At the end of 3-4 weeks, take an hour or so with your journal and your notes to create a master list of experiences and the corresponding feelings associated with them.
You will need to label the experiences with a word or short descriptive phrase, like “being creative,” “serving,” or “leading groups.” Then next to the word or phrase write down the feelings the experience evoked.
And finally, write down a score from 1-5 related to how important the experience and feelings are to you (with 5 being most important).
So for my examples above, I would write the following . . .
Description: coaching and connecting
Feelings: valued, significant, useful
Description: simplifying and organizing
Feelings: productive, uncluttered, happy
Once you have this master list compiled, you will begin to pay more and more attention to situations in your life that fit in with this list and merit a high score.
You may even begin to realize that your life right now has more good experiences happening than you initially thought.

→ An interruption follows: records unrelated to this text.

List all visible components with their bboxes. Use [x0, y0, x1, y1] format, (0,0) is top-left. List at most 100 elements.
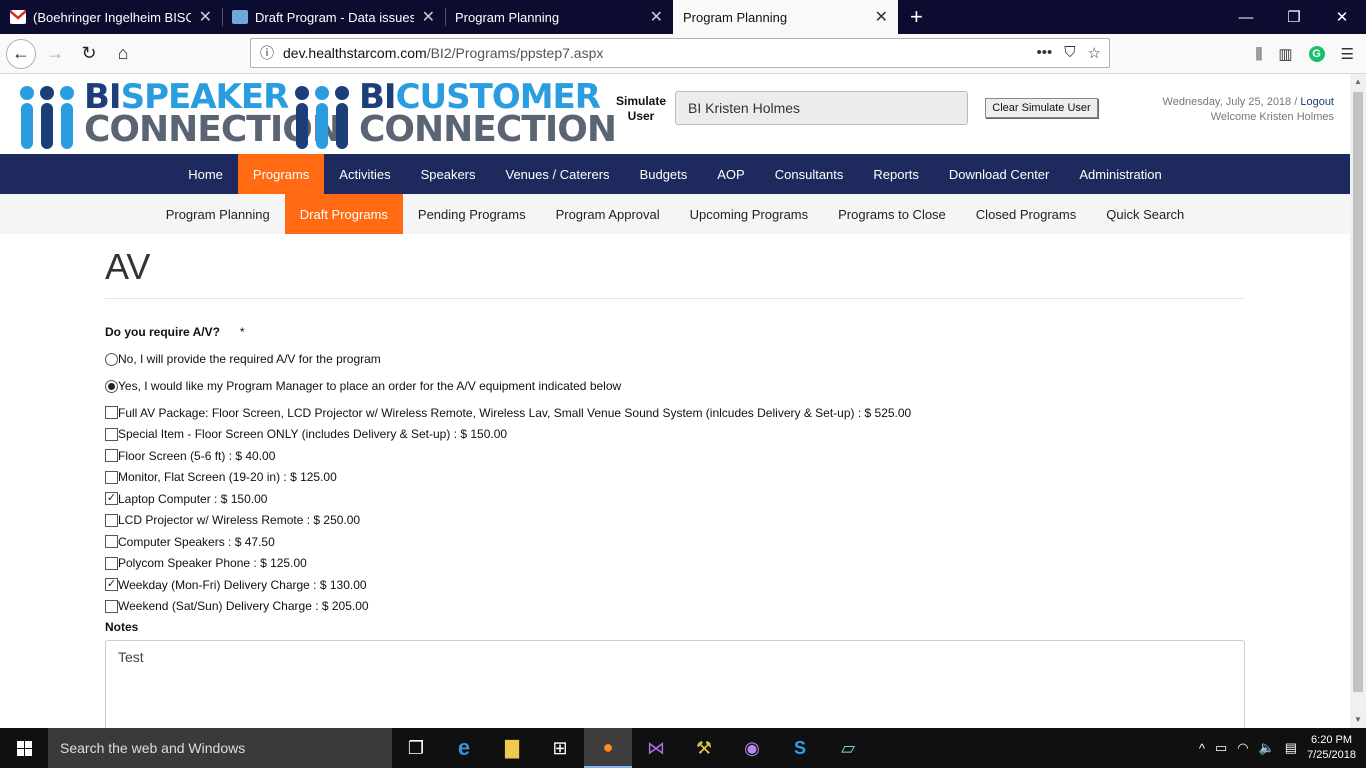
new-tab-button[interactable]: + — [898, 0, 935, 34]
av-item-checkbox-row[interactable]: Weekend (Sat/Sun) Delivery Charge : $ 20… — [105, 596, 1245, 618]
av-item-checkbox-row[interactable]: ✓ Weekday (Mon-Fri) Delivery Charge : $ 1… — [105, 574, 1245, 596]
notes-app-icon[interactable]: ▱ — [824, 728, 872, 768]
volume-icon[interactable]: 🔈 — [1259, 740, 1275, 756]
menu-icon[interactable]: ☰ — [1341, 45, 1354, 63]
battery-icon[interactable]: ▭ — [1215, 740, 1227, 756]
minimize-icon[interactable]: — — [1222, 0, 1270, 34]
nav-item-reports[interactable]: Reports — [858, 154, 934, 194]
checkbox[interactable] — [105, 449, 118, 463]
checkbox[interactable] — [105, 535, 118, 549]
scrollbar-thumb[interactable] — [1353, 92, 1363, 692]
radio-button[interactable] — [105, 352, 118, 366]
start-button[interactable] — [0, 728, 48, 768]
action-center-icon[interactable]: ▤ — [1285, 740, 1297, 756]
close-window-icon[interactable]: ✕ — [1318, 0, 1366, 34]
checkbox[interactable] — [105, 556, 118, 570]
file-explorer-icon[interactable]: ▇ — [488, 728, 536, 768]
pocket-icon[interactable]: ⛉ — [1064, 44, 1075, 62]
task-view-icon[interactable]: ❐ — [392, 728, 440, 768]
info-icon[interactable]: ⓘ — [251, 43, 283, 63]
back-button[interactable]: ← — [6, 38, 36, 69]
close-icon[interactable]: ✕ — [875, 7, 888, 27]
checkbox[interactable]: ✓ — [105, 578, 118, 592]
checkbox[interactable]: ✓ — [105, 492, 118, 506]
notes-textarea[interactable]: Test — [105, 640, 1245, 728]
people-logo-icon — [16, 78, 76, 150]
av-radio-option[interactable]: Yes, I would like my Program Manager to … — [105, 379, 1245, 393]
checkbox[interactable] — [105, 599, 118, 613]
subnav-item-draft-programs[interactable]: Draft Programs — [284, 194, 403, 234]
scroll-down-icon[interactable]: ▼ — [1350, 712, 1366, 728]
taskbar-search[interactable]: Search the web and Windows — [48, 728, 392, 768]
checkbox[interactable] — [105, 513, 118, 527]
nav-item-administration[interactable]: Administration — [1064, 154, 1176, 194]
browser-tab-draft-program[interactable]: Draft Program - Data issues - R ✕ — [222, 0, 445, 34]
close-icon[interactable]: ✕ — [199, 7, 212, 27]
tools-icon[interactable]: ⚒ — [680, 728, 728, 768]
simulate-user-input[interactable]: BI Kristen Holmes — [675, 91, 968, 125]
av-item-checkbox-row[interactable]: Polycom Speaker Phone : $ 125.00 — [105, 553, 1245, 575]
bookmark-star-icon[interactable]: ☆ — [1088, 44, 1101, 62]
home-button[interactable]: ⌂ — [108, 39, 138, 69]
browser-tab-gmail[interactable]: (Boehringer Ingelheim BISC 2.0 ✕ — [0, 0, 222, 34]
restore-icon[interactable]: ❐ — [1270, 0, 1318, 34]
scroll-up-icon[interactable]: ▲ — [1350, 74, 1366, 90]
logout-link[interactable]: Logout — [1300, 96, 1334, 108]
nav-item-activities[interactable]: Activities — [324, 154, 405, 194]
nav-item-budgets[interactable]: Budgets — [625, 154, 703, 194]
page-scrollbar[interactable]: ▲ ▼ — [1350, 74, 1366, 728]
firefox-icon[interactable]: ● — [584, 728, 632, 768]
visual-studio-icon[interactable]: ⋈ — [632, 728, 680, 768]
subnav-item-program-approval[interactable]: Program Approval — [541, 194, 675, 234]
close-icon[interactable]: ✕ — [650, 7, 663, 27]
nav-item-consultants[interactable]: Consultants — [760, 154, 859, 194]
subnav-item-program-planning[interactable]: Program Planning — [151, 194, 285, 234]
sidebar-icon[interactable]: ▥ — [1278, 45, 1292, 63]
page-actions-icon[interactable]: ••• — [1037, 44, 1053, 62]
radio-label: No, I will provide the required A/V for … — [118, 352, 381, 366]
clear-simulate-user-button[interactable]: Clear Simulate User — [985, 98, 1098, 118]
browser-tab-program-planning-active[interactable]: Program Planning ✕ — [673, 0, 898, 34]
av-item-checkbox-row[interactable]: Computer Speakers : $ 47.50 — [105, 531, 1245, 553]
checkbox[interactable] — [105, 406, 118, 420]
bi-customer-connection-logo[interactable]: BICUSTOMER CONNECTION — [291, 78, 617, 150]
av-radio-option[interactable]: No, I will provide the required A/V for … — [105, 352, 1245, 366]
checkbox-label: Weekend (Sat/Sun) Delivery Charge : $ 20… — [118, 599, 369, 614]
subnav-item-programs-to-close[interactable]: Programs to Close — [823, 194, 961, 234]
subnav-item-upcoming-programs[interactable]: Upcoming Programs — [675, 194, 824, 234]
edge-icon[interactable]: e — [440, 728, 488, 768]
nav-item-venues-caterers[interactable]: Venues / Caterers — [491, 154, 625, 194]
av-item-checkbox-row[interactable]: LCD Projector w/ Wireless Remote : $ 250… — [105, 510, 1245, 532]
wifi-icon[interactable]: ◠ — [1237, 740, 1248, 756]
skype-icon[interactable]: S — [776, 728, 824, 768]
nav-item-speakers[interactable]: Speakers — [406, 154, 491, 194]
av-item-checkbox-row[interactable]: Floor Screen (5-6 ft) : $ 40.00 — [105, 445, 1245, 467]
av-item-checkbox-row[interactable]: Full AV Package: Floor Screen, LCD Proje… — [105, 402, 1245, 424]
question-text: Do you require A/V? — [105, 325, 220, 339]
github-icon[interactable]: ◉ — [728, 728, 776, 768]
radio-button[interactable] — [105, 379, 118, 393]
reload-button[interactable]: ↻ — [74, 39, 104, 69]
close-icon[interactable]: ✕ — [422, 7, 435, 27]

Focusing on the positive in life is a great exercise in shifting your attitude and building self-esteem.
But of course, you may still want to create a life that pulls all of these values and good feelings into one passionate pursuit.
This is the point where you need to implement research, prioritizing, and some creative thinking to visualize a way to build a career or a side-interest around your inner calling and joyful experiences.
One additional thing to remember as you consider all that you are learning about yourself through this exercise: pay particular attention to experiences that evoke feelings of purpose and meaning.
A life that is grounded in purpose is the most satisfying kind of life to have. Doing something you love that also serves the world will provide a level of joy and fulfillment you never dreamed possible.
The more data you gather about your daily experience of life, the more you'll be able to recreate experiences that help you bypass the negativity bias.
Without this bias impeding your vision, you can see the potential you already have to find and live your passion.